26 January 2025

Five Times The Pleasure—Or Pain?

 One of the dilemmas (dilemmae?) of going on a ride with a random group of people is that, more than likely, their experience and abilities vary, sometimes greatly. If there isn’t an agreement about the distance, pace and rest stops, such a ride can tax the endurance of one rider and the patience of another.

Could this be a solution?





25 January 2025

A Ride Through History

 One of my passions—obsessions, perhaps—is learning the history, especially African-American and colonial, I wasn’t taught in school.

I got to thinking about that when I realized that next month is African American history month—and the sixtieth anniversary of at least two important parts of that history are coming up.

One of them is the marches from Selma to Montgomery, Alabama. The other is the assassination of Malcolm X.

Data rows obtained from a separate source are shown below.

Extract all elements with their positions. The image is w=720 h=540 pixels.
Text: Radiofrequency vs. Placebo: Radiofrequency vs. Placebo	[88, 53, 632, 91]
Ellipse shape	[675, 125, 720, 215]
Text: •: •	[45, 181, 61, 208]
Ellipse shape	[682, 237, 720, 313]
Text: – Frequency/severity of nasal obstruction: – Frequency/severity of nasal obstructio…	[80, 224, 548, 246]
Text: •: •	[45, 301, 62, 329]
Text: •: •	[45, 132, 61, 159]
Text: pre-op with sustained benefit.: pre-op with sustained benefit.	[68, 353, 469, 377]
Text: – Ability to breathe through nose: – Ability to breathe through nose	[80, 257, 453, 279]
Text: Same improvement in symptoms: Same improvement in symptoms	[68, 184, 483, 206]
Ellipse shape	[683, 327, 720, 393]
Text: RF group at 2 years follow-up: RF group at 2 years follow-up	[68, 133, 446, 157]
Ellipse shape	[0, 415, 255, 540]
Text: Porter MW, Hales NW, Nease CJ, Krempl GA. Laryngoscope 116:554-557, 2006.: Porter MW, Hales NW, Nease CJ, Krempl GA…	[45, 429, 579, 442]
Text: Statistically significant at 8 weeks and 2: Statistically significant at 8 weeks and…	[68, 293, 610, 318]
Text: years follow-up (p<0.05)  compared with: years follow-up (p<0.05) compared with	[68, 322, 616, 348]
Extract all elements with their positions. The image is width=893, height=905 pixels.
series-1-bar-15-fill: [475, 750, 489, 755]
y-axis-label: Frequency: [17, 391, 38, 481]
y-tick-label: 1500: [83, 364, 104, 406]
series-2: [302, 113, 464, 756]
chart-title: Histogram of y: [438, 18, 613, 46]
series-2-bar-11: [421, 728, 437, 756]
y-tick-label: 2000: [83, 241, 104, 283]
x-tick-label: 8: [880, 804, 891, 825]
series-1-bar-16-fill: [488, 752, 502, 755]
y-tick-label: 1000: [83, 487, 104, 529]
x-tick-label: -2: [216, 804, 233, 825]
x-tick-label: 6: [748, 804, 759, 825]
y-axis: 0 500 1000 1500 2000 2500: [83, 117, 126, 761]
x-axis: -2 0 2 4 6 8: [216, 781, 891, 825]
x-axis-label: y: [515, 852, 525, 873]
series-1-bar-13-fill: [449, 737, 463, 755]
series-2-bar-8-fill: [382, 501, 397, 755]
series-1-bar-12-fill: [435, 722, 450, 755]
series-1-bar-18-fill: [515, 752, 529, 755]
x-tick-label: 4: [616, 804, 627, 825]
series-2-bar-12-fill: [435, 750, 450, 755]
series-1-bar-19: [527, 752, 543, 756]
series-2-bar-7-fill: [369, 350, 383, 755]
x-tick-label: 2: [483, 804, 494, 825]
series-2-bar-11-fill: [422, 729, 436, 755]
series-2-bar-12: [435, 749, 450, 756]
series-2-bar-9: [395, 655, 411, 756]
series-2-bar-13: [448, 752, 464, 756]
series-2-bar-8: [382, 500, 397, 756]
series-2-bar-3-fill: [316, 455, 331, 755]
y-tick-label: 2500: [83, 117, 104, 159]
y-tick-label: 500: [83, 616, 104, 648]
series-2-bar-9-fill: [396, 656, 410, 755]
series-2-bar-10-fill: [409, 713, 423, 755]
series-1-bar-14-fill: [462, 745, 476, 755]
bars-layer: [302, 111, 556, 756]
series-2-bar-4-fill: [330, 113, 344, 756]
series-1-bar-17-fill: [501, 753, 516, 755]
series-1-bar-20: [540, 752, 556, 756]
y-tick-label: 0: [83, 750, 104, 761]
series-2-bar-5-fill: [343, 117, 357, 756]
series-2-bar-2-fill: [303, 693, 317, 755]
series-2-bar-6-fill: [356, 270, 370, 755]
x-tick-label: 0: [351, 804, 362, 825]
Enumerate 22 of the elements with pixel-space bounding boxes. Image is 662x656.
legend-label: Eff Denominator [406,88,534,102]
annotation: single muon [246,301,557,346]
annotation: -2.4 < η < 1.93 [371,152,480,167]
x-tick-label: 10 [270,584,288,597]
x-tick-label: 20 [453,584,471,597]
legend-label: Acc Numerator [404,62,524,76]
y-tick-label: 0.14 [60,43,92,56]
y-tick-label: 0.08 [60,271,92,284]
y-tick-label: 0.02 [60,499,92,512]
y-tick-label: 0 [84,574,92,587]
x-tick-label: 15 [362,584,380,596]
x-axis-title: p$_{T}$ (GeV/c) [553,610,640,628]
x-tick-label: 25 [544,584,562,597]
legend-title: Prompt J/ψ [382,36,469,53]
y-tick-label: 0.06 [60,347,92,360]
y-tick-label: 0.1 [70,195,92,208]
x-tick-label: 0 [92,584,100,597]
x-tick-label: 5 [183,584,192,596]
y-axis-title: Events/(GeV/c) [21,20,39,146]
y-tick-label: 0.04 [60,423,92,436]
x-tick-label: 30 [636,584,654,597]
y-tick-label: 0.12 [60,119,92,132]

About Malcolm:  He was completely misrepresented, if he was mentioned at all.  I first realized as much when I read his autobiography. (That, I believe, motivated me to learn as much as I can about the history I wasn’t taught.) It seems that educators—and the culture generally—has misunderstood and misused “by any means necessary” to paint Malcolm as a maniac with homicide in his heart. He was changing even as he told his story to Alex Haley, his collaborator on his autobiography and, I believe, would have repudiated some of the things he said then—let alone in his earlier speeches—had he lived longer. But even the portrait that emerged from his autobiography and his speeches made him heroic to me because one of his underlying messages was that people have to free themselves from whatever enslaves them, whether it’s an exploitative system, an addictive substance or William Blake’s “mind forg’d manacles.”

Speaking of enslavement:  The March from Selma to Montgomery occurred just a few weeks before the 100th anniversary of the American Civil War’s end. (Anyone who tells you that the war wasn’t about slavery is ignorant or dishonest.) But a century later, Blacks—and poor Whites—weren’t free of their shackles.  Moreover, they were paying a tax, if you will, on those restraints they bore. But they we’re fighting—and often paying with blood and flesh—to fight them, and their imposers, off. That is about as far from the picture of the Civil Rights movement textbooks and the media painted for us: a sunny diorama of Martin intoning “I have a dream” and well-intentioned people chanting “We shall overcome,” all of it sepia-tinged to make White liberals of the time look heroic and those of today feel good about themselves for admiring them.





All right, I’ll get off my soapbox. (Standing on it while wearing cleats is precarious!) There will be a number of commemorations, including a marches. And, the other day, a bike ride followed the route.

24 January 2025

Congestion Relief=Crash Relief?

 Streetsblog is an excellent source of information about road and transit conditions, and city policies. One thing that makes it so good is that most of the posts are written from the perspective of people who actually walk, cycle and drive the city’s streets and ride its buses and trains. That, I believe, accounts for why I enjoy, and feel affirmed by, reading it: Streetsblog’s editors and contributors understand (and offer the data to confirm) that creating a safe, sustainable and affordable city isn’t a zero-sum game between the safety of cyclists and pedestrians and the interests of drivers. Rather, they support and explain the principle that when cyclists and pedestrians are safer, motorists can move about more efficiently—and safely.

As Gersh Kuntman reported, the first twelve days of congestion pricing in midtown and lower Manhattan—the most densely populated and commercially active part of New York City—has cut the number of crashes and injuries by half compared to the same time period last year.

That period included ten business days and a weekend, as it did last year. While that laudable decrease came after an “outlier” year in 2024, this year’s statistics nonetheless show a 48 percent drop in crashes and 27 percent decrease in injuries from 2023. Moreover, the 2025 numbers are even lower than those of the corresponding periods of 2021 and 2022, which were affected by the COVID pandemic.


Photo and photoshop by Gertz Kuntzman


The explanation, according to Metropolitan Transportation Authority Policy and External Relations Chief John J. McCarthy, is basic math. “Seems logical that fewer vehicles, less gridlock and calmer traffic flow in the congestion relief zone would lead to a decrease in crashes and injuries,” he said.

And less-congested and safer streets are better for everyone who interacts with them, says Ben Furnas, Transportation Alternatives’ Executive Director. “One less crash can mean that a parent gets home to their kid, a worker reaches their job safely or a cyclist arrives unharmed,” he explained. (Italics mine.)

So, it turns out—as the title of Gertzman’s post announces—that the congestion-relief zone, as the area affected by congestion pricing is called, is actually a crash-relief zone. That sounds like a “win-win” situation.